Темная туча закрыла последний клочок неба. Только ракеты да светящиеся пули по-прежнему тыкались в ее черное брюхо.
На рассвете разведчики нашли своего комсорга. Он лежал без сознания, наполовину в воде. Пришел в себя к вечеру в медсанбате, и то лишь после того, как ему сделали вливание крови.
На следующий день Камушкина навестили его боевые друзья. Пришел с ними и Алеша Мальцев; после вчерашней ночи он так привязался к парторгу, что ходил за ним по пятам. Сначала Алеша был твердо уверен, что Шахаев доложит о его замешательстве в бою лейтенанту Марченко и тот отчислит его из роты. Но Шахаев не сделал этого. Он даже не показал виду, что и сам знает что-то об Алеше. Только бесцеремонный Ванин не преминул сделать замечание Мальцеву:
— Ты где это, Алеша, ночью-то пропадал? Уж ты того, не струхнул ли малость? Что-то похоже на это…
— А ты оставь свои глупые догадки! — прикрикнул на него Шахаев, и Сенька замолчал.

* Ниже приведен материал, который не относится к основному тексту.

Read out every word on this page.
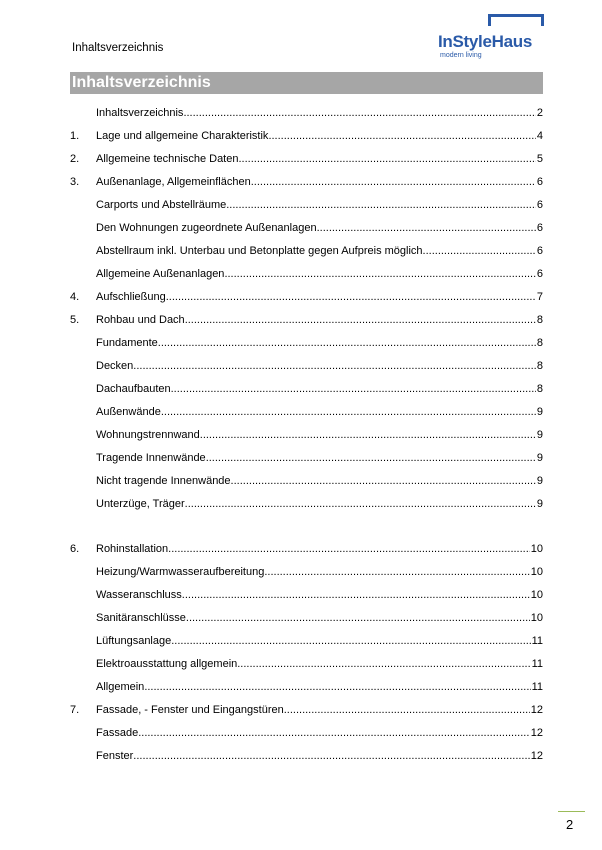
Inhaltsverzeichnis	InStyleHaus
modern living
Inhaltsverzeichnis
Inhaltsverzeichnis .....	2
1.	Lage und allgemeine Charakteristik .....	4
2.	Allgemeine technische Daten .....	5
3.	Außenanlage, Allgemeinflächen .....	6
Carports und Abstellräume .....	6
Den Wohnungen zugeordnete Außenanlagen .....	6
Abstellraum inkl. Unterbau und Betonplatte gegen Aufpreis möglich. .....	6
Allgemeine Außenanlagen .....	6
4.	Aufschließung .....	7
5.	Rohbau und Dach .....	8
Fundamente .....	8
Decken .....	8
Dachaufbauten .....	8
Außenwände .....	9
Wohnungstrennwand .....	9
Tragende Innenwände .....	9
Nicht tragende Innenwände .....	9
Unterzüge, Träger .....	9
6.	Rohinstallation .....	10
Heizung/Warmwasseraufbereitung .....	10
Wasseranschluss .....	10
Sanitäranschlüsse .....	10
Lüftungsanlage .....	11
Elektroausstattung allgemein .....	11
Allgemein .....	11
7.	Fassade, - Fenster und Eingangstüren .....	12
Fassade .....	12
Fenster .....	12
2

В ту минуту Алеша готов был расцеловать Шахаева. Пинчук привез Камушкину подарок — пачку «генеральских», добытую у Бориса Гуревича, и новое обмундирование, с великим трудом выпрошенное у Ивана Дрыня — заведующего вещевым складом.
— Ну, як Гобсек цей Дрынь! — жаловался Петр, подавая счастливому Камушкину гимнастерку и брюки.
В палатку заглянула сестра.
— Товарищи, потише, — попросила она.
Разведчики стали разговаривать почти шепотом.
— Как рука? — спросил Шахаев у Камушкина.
— Болит, но шевелить могу. Скучно мне тут, ребята, — с грустью признался комсорг и задумчиво посмотрел в раскрытую дверь. Там зеленели, шелестя резными лапчатыми листьями, мокрые дубы. На одном сучке покачивалась, мелькая хвостом, осторожная сорока. Вася улыбнулся.
Эту песенку пел он мальчонкой, радуясь, бывало, что под окнами прокричит пернатая вещунья. «Быть гостям или письму», — говаривал в таких случаях отец.
«Неплохо было бы получить письмецо», — подумал Камушкин.
Он вдруг почувствовал, что у него кружится голова, и опустился на подушку.
Из сортировочной доносились стоны раненых. Чей-то умоляющий голос все время просил:
— Сестрица, родненькая, потише… Ой, мочи моей нет…
— Потерпи, родной, сейчас все кончится, потерпи, — успокаивал уже знакомый разведчикам девичий голос.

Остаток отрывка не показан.